The Governor nodded, sipping at his tea. “It very nearly was.”
“So what is the great threat?”
He started to put the cup down, then brought it back to his lips for another sip, seeming to use the moment to collect his thoughts.
“The battle was a farce. Our ships barely engaged. It was mostly infighting between the pirates, a power struggle between the old leadership and an upstart calling himself ‘the Starhawk.’” Glunt couldn’t help but make mocking air quotes with his fingers. “The old guard was content to stick to the belt and raid the shipping lanes, skimming a fat comfortable profit from interplanetary trade; Starhawk gained power by calling for strikes at the cities themselves, expanding their territory.
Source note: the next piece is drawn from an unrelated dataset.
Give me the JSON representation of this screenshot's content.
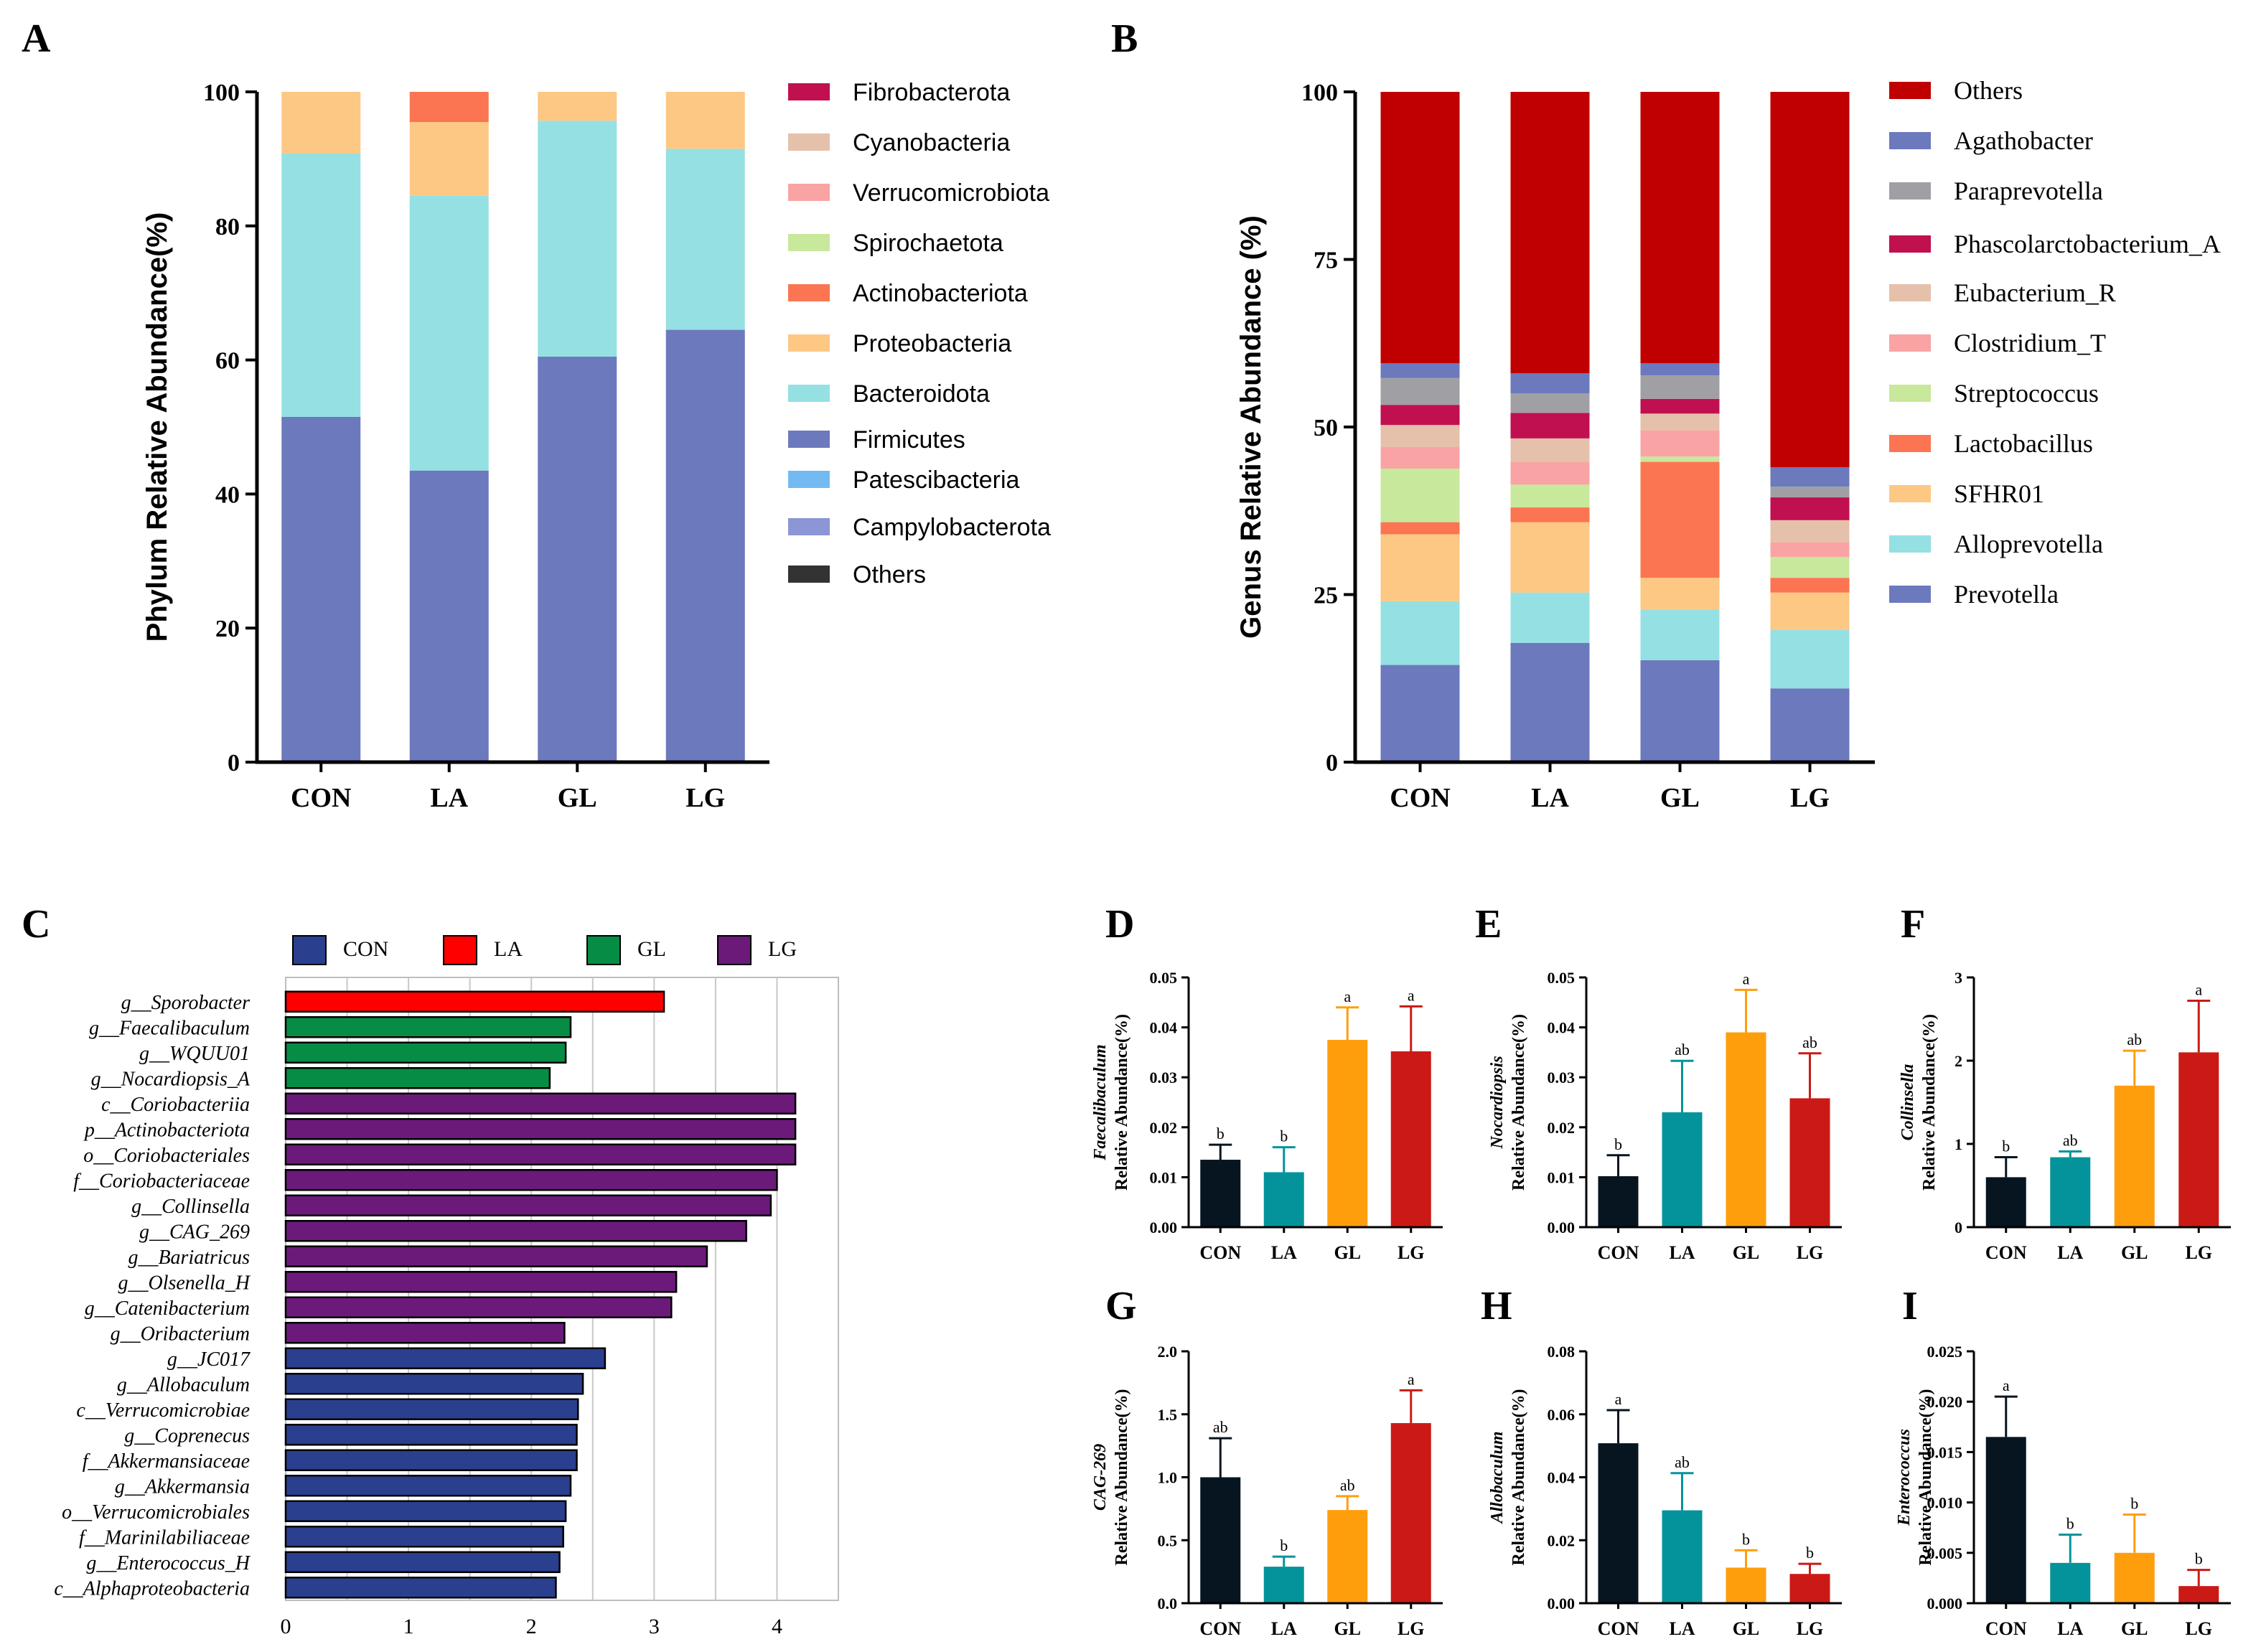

His forces baited ours into engaging the main pirate fleet, but he cut and run once the battle started. He’s got a fleet about a fifth the size of the previous pirate coalition, and he claims they’re headed this way ahead of our returning fleet.”
“Can anything be done?”
“A brain aneurysm could strike Starhawk at this very moment and bring all of this to a sudden and peaceful halt.”
“There is a very small chance of that happening.”
“Yes, I understand that, Gim. Terrible time to joke, but I was only kidding. Mostly. Anyway, Starhawk has told me he never wanted to actually strike at the Core—he only convinced the pirates to follow him out here because he’s told them we have the coordinates to the vast buried treasure hoard of a dead pirate named Dreadstar—a map of sorts. He’s told me if we give up the map he’ll leave our city alone.”
“You've spoken to him?”
“He's called me. Hacked through my lenses somehow, I couldn't even turn them off. He threatened to raid the planet if we don't give up the map, but he says they'll leave us alone if we give it up.”
“And this map—is there any truth to it?”
“It’s authentic.”
“Historically speaking, I must advise you that such promises are rarely kept,” Gim said.
“Yes, Gim. I’m afraid you’re right.”
“How will you proceed?”
Glunt chomped at a sausage link. “I’m going to run away. And you’re coming with me.”
Gim allowed surprise to register on his face, but did not comment, studying the Governor as the man nonchalantly finished his meal, probing his face for answers. His manner and expression indicated that he was most likely withholding some piece of information which he planned to reveal for dramatic effect. It was actions such as these that puzzled Gim about the Governor—surely he must know that a fabricant would feel no sense of apprehension, no buildup of emotional tension. Was it purely for his own amusement?
“We’re going to save the planet,” Glunt said, breaking the silence. “I have the map under my control. I’ve already arranged an expedition and we’re going to go after the treasure before Starhawk does. By the time he gets to Surface, we’ll be long gone with the map, and he’ll be forced to chase after us—away from the planet. Back to the belt. Back to our fleet.”
“Where is the map?”
“Waiting on our ship,” Glunt said as he downed the dregs of his tea.